Could it be that some of the people who are a part of NaturalMotion are redundant, so they chose to keep the NaturalMotion employees rather than the Zynga employees? I'm not defending them or laying off employees, but there could be more to it than what we are actually seeing here.
Firing people is a natural part of doing business. Decision should be judged (morally) on the margin. If I fire 100 people, I haven't resulted in 100 people never being able to work again, I have simply shifted them to their next-best option.
I wouldn't pretend like you are doing them any favors though. You don't know what is going on in all of their lives, it could be a very unfortunate time for them to be fired, leading to real hardship.
That's not to say that terminations aren't a necessary part of doing business. The leaders just need to be very careful about managing the growth of a company in a responsible way.
As I am young, I often get the chance to start at a company that just laid off many old employees (because most companies know they cannot stop hiring at all, because I am cheaper, and because I'm educated in recent technology). But do I want that? I'll be one of those old employees one day. So I will go to the company that treats its aging staff (or people from unsuccessful business lines, etc.) right. Don't forget that effect when you choose hire&fire over educating your internal staff.
being "cheaper" is not in itself an advantage. You personally might benefit from having a lower cost of living, for whatever reason, but your employer never sees this. All they see is the value you provide when you are at work. If two people offer the same value, they will offer the same wage, regardless of the cost of living of those individuals. Now the person with the higher cost of living might find this wage too low, and be forced to take a job with more hours/stress in order to achieve the income they require, or to adjust their lifestyle. But none of these things change what a company is willing to pay.
The rest of your post is premised in the idea that firing someone is inherently immoral. It is not something that should be taken lightly, since there are big adjustment costs for both sides, but as I said before, it only moves a person to their next-best option. The action of firing someone shouldn't be viewed as depriving them of a job for life* (which is made up for by a virtuous company providing them with a job for life). The same argument applies to many other cases.
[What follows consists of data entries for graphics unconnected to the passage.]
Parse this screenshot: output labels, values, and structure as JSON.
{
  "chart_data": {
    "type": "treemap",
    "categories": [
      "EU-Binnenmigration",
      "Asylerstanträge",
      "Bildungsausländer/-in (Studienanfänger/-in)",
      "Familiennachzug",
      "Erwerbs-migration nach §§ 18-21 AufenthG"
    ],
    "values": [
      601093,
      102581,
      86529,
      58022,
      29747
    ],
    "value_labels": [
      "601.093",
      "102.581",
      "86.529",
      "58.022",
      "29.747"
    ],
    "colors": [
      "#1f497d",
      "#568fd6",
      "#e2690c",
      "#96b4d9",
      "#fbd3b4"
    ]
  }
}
A school teacher cannot say "if it weren't for me, these children would have had no education, see how valuable I am" because if it weren't for that teacher, someone else would have done the job.
*Here life = the average time a person spends at a company and the argument remains the same.
Just to clarify, I meant that I am a cheap alternative for the employer, because I only get an entry salary, the employer gets my up-to-date education for free (instead of paying for professional training) and because young people are less ill.
I don not claim that firing someone is immoral. I just say that I do not want to be fired, and I will prefer an employer that likely won't fire me.
I am German, maybe that explains a cultural gap between us - I wouldn't mind working within the same company (but not the same job!) for the rest of my life.
Just because someone is older doesn't mean they aren't up to date and require retraining. Or just because someone is young they are up to date and willing to work for peanuts. Making stereotypical broad statements like those are not going to win friends and influence people.
Am I the only one that thinks 15% could be too low? Unless they are rapidly investing in new games, it seems like they're on a "Milk what you have, and buy what you don't" strategy.